A reader who wishes to remain anonymous has acquired a Word cootie and is at a loss as how to deal with it. Anonymous Person writes:
My copy of Microsoft Office 2004 seems to have picked up a virus, or some such thing. I've used McAfee's Virus Scan for Mac to clean one of my Macs, but don't have that available for the other three affected Macs (one of them still has Word X for Mac). The virus shows up as W97M/Thus.gen. Although our own Office programs seem to function just fine, Office documents show up on non-Macs as having a virus. This has become quite a problem.
You've managed to acquire a Word macro virus. Dealing with it is a two-step process.
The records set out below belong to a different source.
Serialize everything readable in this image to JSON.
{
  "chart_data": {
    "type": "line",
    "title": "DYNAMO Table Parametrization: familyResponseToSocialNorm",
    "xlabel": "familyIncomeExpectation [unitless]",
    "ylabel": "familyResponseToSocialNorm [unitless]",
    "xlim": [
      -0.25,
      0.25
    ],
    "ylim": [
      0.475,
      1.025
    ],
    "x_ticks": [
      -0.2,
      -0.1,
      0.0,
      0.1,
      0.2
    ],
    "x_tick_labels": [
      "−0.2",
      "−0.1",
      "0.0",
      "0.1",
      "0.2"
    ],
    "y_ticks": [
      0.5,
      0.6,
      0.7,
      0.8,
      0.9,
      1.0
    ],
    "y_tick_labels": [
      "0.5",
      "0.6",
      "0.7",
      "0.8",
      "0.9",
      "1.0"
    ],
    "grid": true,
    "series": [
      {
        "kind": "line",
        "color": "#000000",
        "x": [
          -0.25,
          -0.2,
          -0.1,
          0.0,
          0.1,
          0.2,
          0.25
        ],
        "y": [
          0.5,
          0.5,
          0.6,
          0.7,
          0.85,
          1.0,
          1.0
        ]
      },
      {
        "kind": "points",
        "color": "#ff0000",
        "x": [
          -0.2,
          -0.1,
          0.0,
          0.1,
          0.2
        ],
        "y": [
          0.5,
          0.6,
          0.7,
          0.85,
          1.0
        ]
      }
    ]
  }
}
First, you need to clean the documents you have, and next, prevent further infections.
Because you have an antivirus application on hand, I'd suggest you take all your Word documents, bung 'em into a folder, copy that folder to the Mac that has the antivirus applications, and run them through the application to clean them. When you're certain that they're clean and that they open as they should, delete the originals on the other Macs.
Before copying them back to the other Macs, open Word on each of these Macs, select Preferences from the Word menu, and in the resulting window, select Security. In the Macro Security area of that window, enable the Warn Before Opening a File That Contains Macros option. With this option enabled, any time you open a Word file that contains a macro, you'll be given the option to enable or disable those macros. If you weren't expecting a document to contain a macro (indicating it's probably infected), open it after disabling macros and then copy and paste its contents into a new document. This will remove the macro virus from that document. Then trash the original, infected file.
("Won't this be a terrible loss!?" you wonder. In some circumstances, yes. But consider this: The current Word 2008 can't run macros at all.)
Finally, the Normal template document that Word defaults to is likely contaminated as well. This is a bad thing because any new documents you create based on that template will contain the macro virus. Quit all open Office applications, travel to your user folder/Documents/Microsoft User Data and toss out the Normal document. You can always create a new one by opening a new blank document, choosing File -> Save As, and in the resulting dialog box choosing Document Template from the Document Type pop-up menu.
For those in Readerland faced with this problem who don't have an antivirus application and aren't keen to get one, you can deal with these infected files in the tedious way I described earlier. After enabling the Warn Before Opening a File That Contains Macros option, open an infected document. You'll be told that it contains macros. Disallow those macros. When the document is open, copy its contents, paste them into a new document, and save the macro-free document.